Saket Soni, Managing Partner, T.V. Vijayan & Associates
Saket Soni
To be sure, the opportunity is huge as the demand for professional investment advice peaks. And once an ex-banker kicks off his own operations, it isn’t difficult to attract others from the banking pack.

Khemlani, for instance, has roped in two more top-notch professionals— Ravindra Joglekar and Kaikhushru Dinshaw—who have a combined experience of close to 40 years in foreign banks. “You can err on the side of profit, but you cannot err on the side of capital,” quips Khemlani. Then there’s Touchbase Capital Pvt Ltd, which has been started by more than half a dozen professionals, who are all co-promoters, directors and relationship managers, all rolled in one.

These firms are capable of offering virtually every product or service (except a current account) that a bank does. The advantage of the boutique firms is that wealth management is their core area of focus. Banks, on the other hand, have a number of silos, right from investment banking to private banking.

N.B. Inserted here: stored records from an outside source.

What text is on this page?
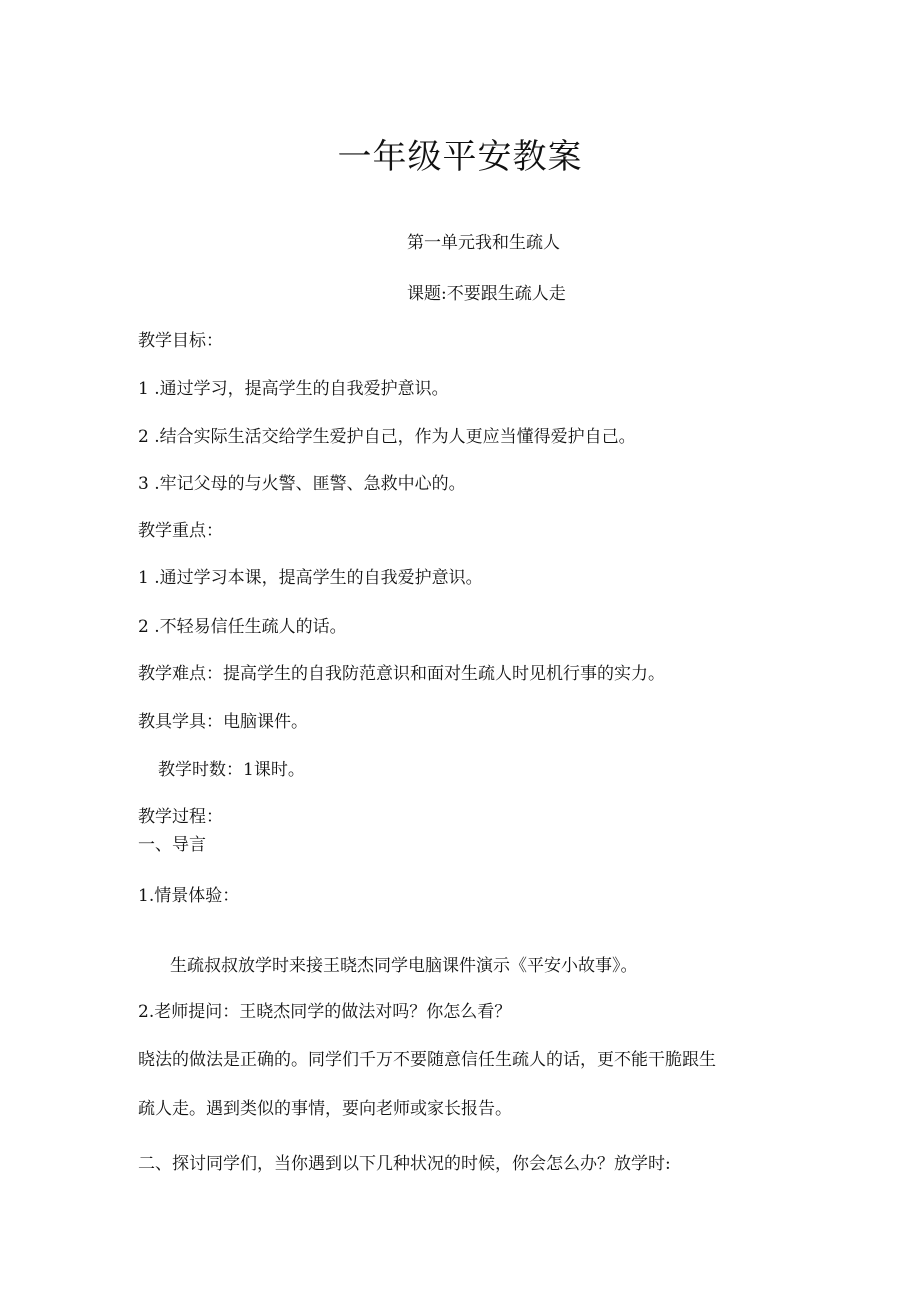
一年级平安教案
第一单元我和生疏人
课题:不要跟生疏人走
教学目标：
1 .通过学习，提高学生的自我爱护意识。
2 .结合实际生活交给学生爱护自己，作为人更应当懂得爱护自己。
3 .牢记父母的与火警、匪警、急救中心的。
教学重点：
1 .通过学习本课，提高学生的自我爱护意识。
2 .不轻易信任生疏人的话。
教学难点：提高学生的自我防范意识和面对生疏人时见机行事的实力。
教具学具：电脑课件。
教学时数：1课时。
教学过程：
一、导言
1.情景体验：
生疏叔叔放学时来接王晓杰同学电脑课件演示《平安小故事》。
2.老师提问：王晓杰同学的做法对吗？你怎么看？
晓法的做法是正确的。同学们千万不要随意信任生疏人的话，更不能干脆跟生
疏人走。遇到类似的事情，要向老师或家长报告。
二、探讨同学们，当你遇到以下几种状况的时候，你会怎么办？放学时:
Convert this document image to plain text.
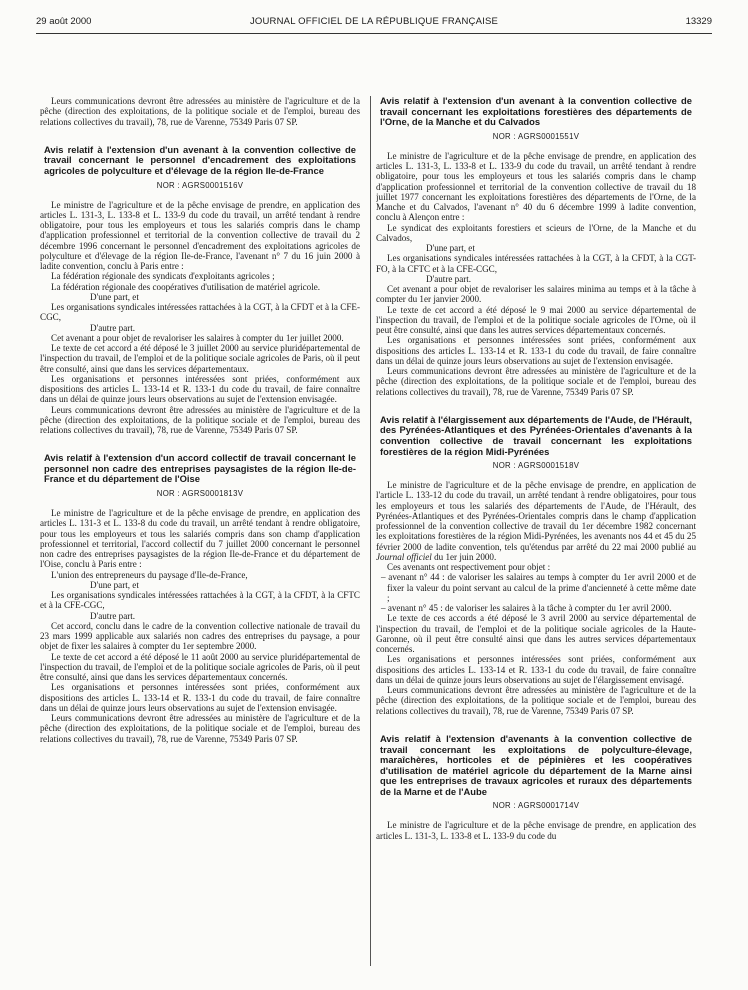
29 août 2000	JOURNAL OFFICIEL DE LA RÉPUBLIQUE FRANÇAISE	13329

Leurs communications devront être adressées au ministère de l'agriculture et de la pêche (direction des exploitations, de la politique sociale et de l'emploi, bureau des relations collectives du travail), 78, rue de Varenne, 75349 Paris 07 SP.

Avis relatif à l'extension d'un avenant à la convention collective de travail concernant le personnel d'encadrement des exploitations agricoles de polyculture et d'élevage de la région Ile-de-France
NOR : AGRS0001516V

Le ministre de l'agriculture et de la pêche envisage de prendre, en application des articles L. 131-3, L. 133-8 et L. 133-9 du code du travail, un arrêté tendant à rendre obligatoire, pour tous les employeurs et tous les salariés compris dans le champ d'application professionnel et territorial de la convention collective de travail du 2 décembre 1996 concernant le personnel d'encadrement des exploitations agricoles de polyculture et d'élevage de la région Ile-de-France, l'avenant n° 7 du 16 juin 2000 à ladite convention, conclu à Paris entre :

La fédération régionale des syndicats d'exploitants agricoles ;

La fédération régionale des coopératives d'utilisation de matériel agricole.

D'une part, et

Les organisations syndicales intéressées rattachées à la CGT, à la CFDT et à la CFE-CGC,

D'autre part.

Cet avenant a pour objet de revaloriser les salaires à compter du 1er juillet 2000.

Le texte de cet accord a été déposé le 3 juillet 2000 au service pluridépartemental de l'inspection du travail, de l'emploi et de la politique sociale agricoles de Paris, où il peut être consulté, ainsi que dans les services départementaux.

Les organisations et personnes intéressées sont priées, conformément aux dispositions des articles L. 133-14 et R. 133-1 du code du travail, de faire connaître dans un délai de quinze jours leurs observations au sujet de l'extension envisagée.

Leurs communications devront être adressées au ministère de l'agriculture et de la pêche (direction des exploitations, de la politique sociale et de l'emploi, bureau des relations collectives du travail), 78, rue de Varenne, 75349 Paris 07 SP.

Avis relatif à l'extension d'un accord collectif de travail concernant le personnel non cadre des entreprises paysagistes de la région Ile-de-France et du département de l'Oise
NOR : AGRS0001813V

Le ministre de l'agriculture et de la pêche envisage de prendre, en application des articles L. 131-3 et L. 133-8 du code du travail, un arrêté tendant à rendre obligatoire, pour tous les employeurs et tous les salariés compris dans son champ d'application professionnel et territorial, l'accord collectif du 7 juillet 2000 concernant le personnel non cadre des entreprises paysagistes de la région Ile-de-France et du département de l'Oise, conclu à Paris entre :

L'union des entrepreneurs du paysage d'Ile-de-France,

D'une part, et

Les organisations syndicales intéressées rattachées à la CGT, à la CFDT, à la CFTC et à la CFE-CGC,

D'autre part.

Cet accord, conclu dans le cadre de la convention collective nationale de travail du 23 mars 1999 applicable aux salariés non cadres des entreprises du paysage, a pour objet de fixer les salaires à compter du 1er septembre 2000.

Le texte de cet accord a été déposé le 11 août 2000 au service pluridépartemental de l'inspection du travail, de l'emploi et de la politique sociale agricoles de Paris, où il peut être consulté, ainsi que dans les services départementaux concernés.

Les organisations et personnes intéressées sont priées, conformément aux dispositions des articles L. 133-14 et R. 133-1 du code du travail, de faire connaître dans un délai de quinze jours leurs observations au sujet de l'extension envisagée.

Leurs communications devront être adressées au ministère de l'agriculture et de la pêche (direction des exploitations, de la politique sociale et de l'emploi, bureau des relations collectives du travail), 78, rue de Varenne, 75349 Paris 07 SP.

Avis relatif à l'extension d'un avenant à la convention collective de travail concernant les exploitations forestières des départements de l'Orne, de la Manche et du Calvados
NOR : AGRS0001551V

Le ministre de l'agriculture et de la pêche envisage de prendre, en application des articles L. 131-3, L. 133-8 et L. 133-9 du code du travail, un arrêté tendant à rendre obligatoire, pour tous les employeurs et tous les salariés compris dans le champ d'application professionnel et territorial de la convention collective de travail du 18 juillet 1977 concernant les exploitations forestières des départements de l'Orne, de la Manche et du Calvados, l'avenant n° 40 du 6 décembre 1999 à ladite convention, conclu à Alençon entre :

Le syndicat des exploitants forestiers et scieurs de l'Orne, de la Manche et du Calvados,

D'une part, et

Les organisations syndicales intéressées rattachées à la CGT, à la CFDT, à la CGT-FO, à la CFTC et à la CFE-CGC,

D'autre part.

Cet avenant a pour objet de revaloriser les salaires minima au temps et à la tâche à compter du 1er janvier 2000.

Le texte de cet accord a été déposé le 9 mai 2000 au service départemental de l'inspection du travail, de l'emploi et de la politique sociale agricoles de l'Orne, où il peut être consulté, ainsi que dans les autres services départementaux concernés.

Les organisations et personnes intéressées sont priées, conformément aux dispositions des articles L. 133-14 et R. 133-1 du code du travail, de faire connaître dans un délai de quinze jours leurs observations au sujet de l'extension envisagée.

Leurs communications devront être adressées au ministère de l'agriculture et de la pêche (direction des exploitations, de la politique sociale et de l'emploi, bureau des relations collectives du travail), 78, rue de Varenne, 75349 Paris 07 SP.

Avis relatif à l'élargissement aux départements de l'Aude, de l'Hérault, des Pyrénées-Atlantiques et des Pyrénées-Orientales d'avenants à la convention collective de travail concernant les exploitations forestières de la région Midi-Pyrénées
NOR : AGRS0001518V

Le ministre de l'agriculture et de la pêche envisage de prendre, en application de l'article L. 133-12 du code du travail, un arrêté tendant à rendre obligatoires, pour tous les employeurs et tous les salariés des départements de l'Aude, de l'Hérault, des Pyrénées-Atlantiques et des Pyrénées-Orientales compris dans le champ d'application professionnel de la convention collective de travail du 1er décembre 1982 concernant les exploitations forestières de la région Midi-Pyrénées, les avenants nos 44 et 45 du 25 février 2000 de ladite convention, tels qu'étendus par arrêté du 22 mai 2000 publié au Journal officiel du 1er juin 2000.

Ces avenants ont respectivement pour objet :

– avenant n° 44 : de valoriser les salaires au temps à compter du 1er avril 2000 et de fixer la valeur du point servant au calcul de la prime d'ancienneté à cette même date ;

– avenant n° 45 : de valoriser les salaires à la tâche à compter du 1er avril 2000.

Le texte de ces accords a été déposé le 3 avril 2000 au service départemental de l'inspection du travail, de l'emploi et de la politique sociale agricoles de la Haute-Garonne, où il peut être consulté ainsi que dans les autres services départementaux concernés.

Les organisations et personnes intéressées sont priées, conformément aux dispositions des articles L. 133-14 et R. 133-1 du code du travail, de faire connaître dans un délai de quinze jours leurs observations au sujet de l'élargissement envisagé.

Leurs communications devront être adressées au ministère de l'agriculture et de la pêche (direction des exploitations, de la politique sociale et de l'emploi, bureau des relations collectives du travail), 78, rue de Varenne, 75349 Paris 07 SP.

Avis relatif à l'extension d'avenants à la convention collective de travail concernant les exploitations de polyculture-élevage, maraîchères, horticoles et de pépinières et les coopératives d'utilisation de matériel agricole du département de la Marne ainsi que les entreprises de travaux agricoles et ruraux des départements de la Marne et de l'Aube
NOR : AGRS0001714V

Le ministre de l'agriculture et de la pêche envisage de prendre, en application des articles L. 131-3, L. 133-8 et L. 133-9 du code du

“Given the large number of players across categories, many of whom have their own proprietary products, the customer is confronted with innumerable options and finds it difficult to select the most appropriate product and partner suitable for his needs,” says Raj Mahadev, Managing Director, Touchbase Capital.

Looking for the best
Today, a client doesn’t discriminate between a bank and a boutique private financial firm, say many advisors. “He is looking for the best. In fact, that’s a given. You won’t survive in this business if you don’t give the best,” says Soni. Advisors like him point to the advantages of the boutiques. Advantage #1: In a bank, the head of the business would be an old hand at wealth management, but the relationship managers/advisors down the line aren’t too experienced. This compromises the quality of their advice and service, point out the boutique camp. “Banks are good at garnering deposits. Investing is not their cup of tea,” says a banker-turned-advisor.

Mumtaz Hoosein, Director, Moneta Consultancy Services
Mumtaz Hoosein, Director, Moneta Consultancy Services
“There is scope for a private client model that offers personalisation and the right communication,” says Menon. Adds Mumtaz Hoosein, who founded Moneta Consultancy a few years ago: “I saw an opportunity in advisory because banks were the only ones offering such services without focussing on the quality of advice.”

Whilst the wealthier retail investor is the target of most of these boutiques, firms like OxyZen are attempting to target enterprises as well—big ones and the small & medium variety. The goal is to target the owner of the enterprise as well as its employees. This strategy has helped Menon attract clients— over 2,000 of them—and manage assets in excess of Rs 180 crore.

Touchbase, too, is targeting clients at both the enterprise level and at the entrepreneur level. “We believe the needs of the company and individual need to be addressed by one person who best understands the enterprise and the entrepreneur,” says Anand Gupta, Director, Touchbase Capital. Coming from an entrepreneur at a thriving enterprise, it’s difficult not to agree.